Peregrine doesn’t make the winter team. I’m annoyed by this outcome – not that I thought he was owed a spot, but that there had to be spots to begin with – and annoyed at my own annoyance, for I had been dreading the thought of spending two or three hours a week in the sports complex. Peregrine is unperturbed by the news. Does that mean he can do ninja with his friend N? Sure, I say, and then find out it’s a coding class. Instead, I sign him up for a development team, which practices at an old, five-lane bubble pool some thirty minutes north of us. “There are no skills. We must start at the beginning,” the instructor tells me, after the first practice. At this point, I’m happy he has a spot at all, and contrarily pleased with the small, hot pool in this old, casual fitness center – so old and casual that Irving is allowed to avail himself of the medicine balls and free weights and football gates that lie in jumbles along the backwall of the open basketball court and I am forever needing to pull Ottelie off of a treadmill in the adjoining, astroturfed exercise room. 

All the same, there are an awful lot of I’s in the preceding paragraphs. I have not exactly opted my eldest out of a system that he, left to his own devices, would wisely eschew. In fact, I have done the opposite; enrolling him in something specifically geared to make him a better swimmer, devoid of the parts of summer league swimming – hanging out at the meets, trading pokemon and lying on beach towels, eating a mix of doritos and sand – that he enjoyed. 

Still, we listen to Harry Potter – we’ve just begun book 5 – on the way to and from practice, Perry interrupting every so often to ask about the meaning of menacing, or vigilance, or why the death eaters laugh when Voldemort forces Harry to bend at the waist. And he is allowed to get a gatorade from the vending machine after practice – a pale gloss on the big rock, but it’s something. 
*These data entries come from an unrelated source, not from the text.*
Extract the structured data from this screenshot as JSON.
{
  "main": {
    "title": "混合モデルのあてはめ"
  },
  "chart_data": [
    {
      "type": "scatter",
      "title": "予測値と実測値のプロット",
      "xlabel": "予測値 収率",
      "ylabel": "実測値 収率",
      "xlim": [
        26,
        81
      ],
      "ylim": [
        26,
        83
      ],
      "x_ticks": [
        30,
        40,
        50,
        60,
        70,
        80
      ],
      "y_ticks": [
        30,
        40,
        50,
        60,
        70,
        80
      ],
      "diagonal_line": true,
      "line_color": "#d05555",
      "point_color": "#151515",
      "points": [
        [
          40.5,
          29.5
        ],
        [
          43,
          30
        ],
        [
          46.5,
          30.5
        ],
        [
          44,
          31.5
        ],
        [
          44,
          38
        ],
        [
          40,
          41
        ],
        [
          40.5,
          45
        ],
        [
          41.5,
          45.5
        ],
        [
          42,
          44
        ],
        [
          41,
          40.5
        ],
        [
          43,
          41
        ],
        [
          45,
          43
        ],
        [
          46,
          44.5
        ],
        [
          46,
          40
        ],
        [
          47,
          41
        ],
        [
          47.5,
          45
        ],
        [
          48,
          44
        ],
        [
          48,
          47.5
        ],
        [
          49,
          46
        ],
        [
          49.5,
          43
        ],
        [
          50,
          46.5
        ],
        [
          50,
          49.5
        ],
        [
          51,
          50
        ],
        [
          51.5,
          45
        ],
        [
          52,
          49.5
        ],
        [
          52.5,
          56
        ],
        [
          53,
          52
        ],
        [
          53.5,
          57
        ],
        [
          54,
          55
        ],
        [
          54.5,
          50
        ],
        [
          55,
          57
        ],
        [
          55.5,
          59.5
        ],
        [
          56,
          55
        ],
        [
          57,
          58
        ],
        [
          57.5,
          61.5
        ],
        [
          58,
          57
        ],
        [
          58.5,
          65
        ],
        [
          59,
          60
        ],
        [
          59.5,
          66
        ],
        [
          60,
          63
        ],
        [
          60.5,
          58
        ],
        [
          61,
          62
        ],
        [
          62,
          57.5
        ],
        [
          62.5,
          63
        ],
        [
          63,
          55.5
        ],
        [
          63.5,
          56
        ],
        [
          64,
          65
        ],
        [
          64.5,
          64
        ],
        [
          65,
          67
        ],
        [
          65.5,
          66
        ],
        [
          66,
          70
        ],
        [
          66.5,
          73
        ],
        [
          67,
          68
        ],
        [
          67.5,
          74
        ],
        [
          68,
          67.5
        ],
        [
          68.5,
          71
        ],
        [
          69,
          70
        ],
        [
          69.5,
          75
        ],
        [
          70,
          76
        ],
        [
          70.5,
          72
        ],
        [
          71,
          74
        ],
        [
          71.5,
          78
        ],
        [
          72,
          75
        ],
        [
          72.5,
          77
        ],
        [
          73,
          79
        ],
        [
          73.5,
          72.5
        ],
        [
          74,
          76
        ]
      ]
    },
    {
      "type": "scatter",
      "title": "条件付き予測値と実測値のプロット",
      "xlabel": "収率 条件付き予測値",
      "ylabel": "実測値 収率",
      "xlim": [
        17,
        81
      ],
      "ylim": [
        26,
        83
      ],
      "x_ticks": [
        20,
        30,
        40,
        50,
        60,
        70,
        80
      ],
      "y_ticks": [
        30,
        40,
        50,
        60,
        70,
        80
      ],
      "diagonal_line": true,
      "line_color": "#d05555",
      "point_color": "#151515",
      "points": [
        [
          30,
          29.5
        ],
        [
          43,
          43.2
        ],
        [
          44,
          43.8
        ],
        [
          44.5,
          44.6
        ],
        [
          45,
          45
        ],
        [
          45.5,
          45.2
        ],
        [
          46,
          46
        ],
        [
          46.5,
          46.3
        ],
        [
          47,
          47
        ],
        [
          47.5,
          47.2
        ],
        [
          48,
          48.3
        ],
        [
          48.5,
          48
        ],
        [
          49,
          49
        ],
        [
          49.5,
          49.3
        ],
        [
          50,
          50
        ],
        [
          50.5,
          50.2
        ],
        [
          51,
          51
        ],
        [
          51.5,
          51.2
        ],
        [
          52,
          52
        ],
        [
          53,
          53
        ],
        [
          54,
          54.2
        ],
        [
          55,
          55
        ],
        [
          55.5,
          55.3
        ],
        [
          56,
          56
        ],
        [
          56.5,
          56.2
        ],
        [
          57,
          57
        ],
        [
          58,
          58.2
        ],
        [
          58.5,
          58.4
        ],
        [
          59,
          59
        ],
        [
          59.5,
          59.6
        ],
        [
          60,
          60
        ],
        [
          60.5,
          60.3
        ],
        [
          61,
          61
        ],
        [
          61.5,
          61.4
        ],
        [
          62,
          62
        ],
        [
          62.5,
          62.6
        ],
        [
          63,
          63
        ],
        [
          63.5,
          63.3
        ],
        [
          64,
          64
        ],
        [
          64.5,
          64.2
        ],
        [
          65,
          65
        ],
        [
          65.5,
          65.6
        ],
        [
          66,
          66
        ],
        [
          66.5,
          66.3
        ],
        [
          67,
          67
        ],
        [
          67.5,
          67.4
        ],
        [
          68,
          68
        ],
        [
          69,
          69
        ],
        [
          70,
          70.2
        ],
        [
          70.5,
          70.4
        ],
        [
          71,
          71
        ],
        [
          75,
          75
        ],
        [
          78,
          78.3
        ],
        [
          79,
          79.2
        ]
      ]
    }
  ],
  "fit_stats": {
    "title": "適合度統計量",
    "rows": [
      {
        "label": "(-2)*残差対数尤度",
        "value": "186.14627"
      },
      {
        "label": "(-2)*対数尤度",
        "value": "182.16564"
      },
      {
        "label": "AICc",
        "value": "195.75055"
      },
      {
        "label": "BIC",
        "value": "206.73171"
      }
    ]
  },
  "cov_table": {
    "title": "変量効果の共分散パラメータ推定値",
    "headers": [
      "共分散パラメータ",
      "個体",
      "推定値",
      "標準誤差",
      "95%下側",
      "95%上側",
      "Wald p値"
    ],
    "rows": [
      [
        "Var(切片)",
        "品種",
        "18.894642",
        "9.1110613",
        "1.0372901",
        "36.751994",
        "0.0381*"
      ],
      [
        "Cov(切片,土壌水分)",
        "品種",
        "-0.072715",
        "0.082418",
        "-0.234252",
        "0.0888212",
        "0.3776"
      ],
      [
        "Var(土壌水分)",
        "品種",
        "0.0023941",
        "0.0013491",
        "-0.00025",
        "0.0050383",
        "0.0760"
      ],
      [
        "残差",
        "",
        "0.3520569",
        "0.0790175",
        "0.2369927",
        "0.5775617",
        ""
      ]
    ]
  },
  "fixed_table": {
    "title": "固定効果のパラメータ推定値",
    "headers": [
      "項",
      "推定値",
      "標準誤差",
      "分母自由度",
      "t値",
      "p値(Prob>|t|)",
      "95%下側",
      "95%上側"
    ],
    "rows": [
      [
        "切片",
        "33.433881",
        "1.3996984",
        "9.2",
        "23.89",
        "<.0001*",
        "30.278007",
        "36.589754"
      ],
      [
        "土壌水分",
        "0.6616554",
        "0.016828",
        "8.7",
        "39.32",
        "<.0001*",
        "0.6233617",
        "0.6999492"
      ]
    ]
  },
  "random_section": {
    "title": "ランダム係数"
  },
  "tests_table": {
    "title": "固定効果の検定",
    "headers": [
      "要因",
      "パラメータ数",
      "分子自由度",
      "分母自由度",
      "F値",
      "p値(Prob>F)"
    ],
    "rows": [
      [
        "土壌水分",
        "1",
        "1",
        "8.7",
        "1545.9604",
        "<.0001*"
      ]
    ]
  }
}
Ottelie was in the bath the other night, lingering because she had it to herself (and it was still hot). She’s been on a tear of who will wins, inspired in name only by the series. 

Who will win, a t-rex or a dinosaur.

A t-rex is a dinosaur. 

Who will win, a t-rex or an airplane. 

Airplane.

Yes. 

Who will win, a sword or a dinosaur. 

A dinosaur. 

No, silly!

Tonight, she is playing with an old sailing set, placing the little red sailor into and out of his peg hole at the helm.

“I like to lose, mom,” she said. 

“When we lose, we win.”

I must have looked dubious, for a minute later, she hedged.

“I like to lose and win.”

“What about tie?”

“Oh yes! Then, we both win and that is good.”